Amazonは、コーディングエージェントをクラウド上で実行する「Amazon Bedrock AgentCore」を発表した。AWSの技術文書によれば、これにより開発者のPC性能や電源状態に依存しない永続的な開発環境が実現され、AIによるソフトウェア開発の生産性向上が期待されている。
従来のAIコーディングエージェントは開発者のローカルPC上で動作するため、会議でのPCクローズや電源切れにより処理が中断されるリスクがあった。また、VPN接続や認証情報のローカル管理は企業にとってセキュリティ上の懸念事項となる。AWSの技術ブログでは、Amazon Bedrock AgentCoreがこの「ラップトップ依存」というボトルネックを解消すると説明されている。クラウド上の分離された実行環境を提供することで、開発者が場所やデバイスに縛られずに作業を継続できる環境を構築する。

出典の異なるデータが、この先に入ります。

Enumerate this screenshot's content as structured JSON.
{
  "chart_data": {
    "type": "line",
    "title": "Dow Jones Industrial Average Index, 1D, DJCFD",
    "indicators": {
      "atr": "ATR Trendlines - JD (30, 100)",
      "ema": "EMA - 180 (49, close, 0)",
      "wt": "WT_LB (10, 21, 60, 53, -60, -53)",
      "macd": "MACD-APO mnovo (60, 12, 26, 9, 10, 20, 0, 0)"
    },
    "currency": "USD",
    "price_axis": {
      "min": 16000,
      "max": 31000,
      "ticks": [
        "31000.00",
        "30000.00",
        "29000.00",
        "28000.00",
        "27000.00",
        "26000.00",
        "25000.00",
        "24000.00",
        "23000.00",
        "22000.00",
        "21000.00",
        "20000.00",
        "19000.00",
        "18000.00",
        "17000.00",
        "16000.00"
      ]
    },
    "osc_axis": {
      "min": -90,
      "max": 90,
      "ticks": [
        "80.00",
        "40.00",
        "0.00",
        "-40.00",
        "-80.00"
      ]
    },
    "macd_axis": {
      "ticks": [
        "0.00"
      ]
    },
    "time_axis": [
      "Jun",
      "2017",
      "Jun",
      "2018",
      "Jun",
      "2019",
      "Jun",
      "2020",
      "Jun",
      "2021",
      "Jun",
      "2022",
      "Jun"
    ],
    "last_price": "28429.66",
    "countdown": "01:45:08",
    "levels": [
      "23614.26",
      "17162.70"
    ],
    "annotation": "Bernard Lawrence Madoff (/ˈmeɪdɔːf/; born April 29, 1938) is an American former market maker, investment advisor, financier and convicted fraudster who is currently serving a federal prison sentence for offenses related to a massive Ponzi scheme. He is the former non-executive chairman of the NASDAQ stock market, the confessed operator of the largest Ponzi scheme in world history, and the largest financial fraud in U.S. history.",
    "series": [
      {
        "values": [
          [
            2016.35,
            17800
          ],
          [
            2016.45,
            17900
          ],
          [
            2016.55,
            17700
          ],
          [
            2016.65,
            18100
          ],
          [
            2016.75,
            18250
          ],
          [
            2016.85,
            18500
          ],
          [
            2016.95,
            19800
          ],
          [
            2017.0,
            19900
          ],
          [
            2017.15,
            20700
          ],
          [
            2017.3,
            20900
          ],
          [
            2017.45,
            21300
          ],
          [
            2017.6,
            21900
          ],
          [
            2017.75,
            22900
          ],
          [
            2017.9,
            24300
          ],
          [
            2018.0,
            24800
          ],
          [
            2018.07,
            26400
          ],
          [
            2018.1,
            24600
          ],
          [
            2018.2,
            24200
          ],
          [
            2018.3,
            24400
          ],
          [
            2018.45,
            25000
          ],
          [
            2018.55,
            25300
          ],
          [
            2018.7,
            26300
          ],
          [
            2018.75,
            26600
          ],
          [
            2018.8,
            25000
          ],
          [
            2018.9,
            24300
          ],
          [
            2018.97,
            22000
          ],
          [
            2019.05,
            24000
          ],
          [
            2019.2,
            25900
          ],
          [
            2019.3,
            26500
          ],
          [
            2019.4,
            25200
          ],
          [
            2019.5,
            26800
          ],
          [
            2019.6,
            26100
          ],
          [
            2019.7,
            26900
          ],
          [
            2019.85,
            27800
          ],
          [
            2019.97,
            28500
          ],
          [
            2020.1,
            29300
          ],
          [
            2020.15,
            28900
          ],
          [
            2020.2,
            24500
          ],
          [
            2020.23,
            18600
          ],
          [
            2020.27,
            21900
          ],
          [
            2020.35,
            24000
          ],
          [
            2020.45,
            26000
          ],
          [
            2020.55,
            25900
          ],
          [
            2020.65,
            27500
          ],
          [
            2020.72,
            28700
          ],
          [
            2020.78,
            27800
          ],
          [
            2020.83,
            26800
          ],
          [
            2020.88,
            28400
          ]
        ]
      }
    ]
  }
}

AgentCoreは、FirecrackerマイクロVMを用いた分離された実行環境をクラウド上に構築する。これにより、エージェントは開発者のPCが閉じられた後もタスクを継続できる永続的なワークスペースを提供する。DataOps Labsの技術解説によれば、最大14日間の非アクティブ期間までデータを保持するマネージドストレージにより、中断された作業をシームレスに再開可能だ。さらに、Model Context Protocol(MCP)を通じて外部APIや開発ツールとの統合が容易になり、エージェントの能力を最大限に引き出すことが可能となる。
エンタープライズ環境では、開発の利便性だけでなくセキュリティとガバナンスの確保が不可欠である。AgentCoreは、Identity層による権限管理とAmazon CloudWatchによる詳細な可観測性を標準で組み込んでいる。AWSの発表によれば、企業が求める「最小権限の原則」や「監査ログの記録」といった要件を開発者の負担なく実現できる。また、AgentCore Policyを用いることで、エージェントの基盤コードに手を加えることなくセキュリティポリシーを一元的に適用可能であり、管理されたAI開発を強力に推進する。
AgentCoreのモデル非依存の設計は、Amazon Bedrock経由のモデル利用だけでなく、外部APIや独自のLLMゲートウェイとの接続も可能にする。Devoteamの専門家視点では、これによりセキュリティポリシーに応じた柔軟なモデル選択と運用が実現すると評価されている。今後は、複数のエージェントを並列稼働させ、同一タスクに対する異なるモデルの性能を比較検証するような高度なAI開発ワークフローが標準化される可能性がある。開発者はPCの電源を気にすることから解放され、より本質的なコードの品質や設計に集中できる一方で、クラウド利用に伴うコスト構造の透明化といった新たな課題への対応が求められるだろう。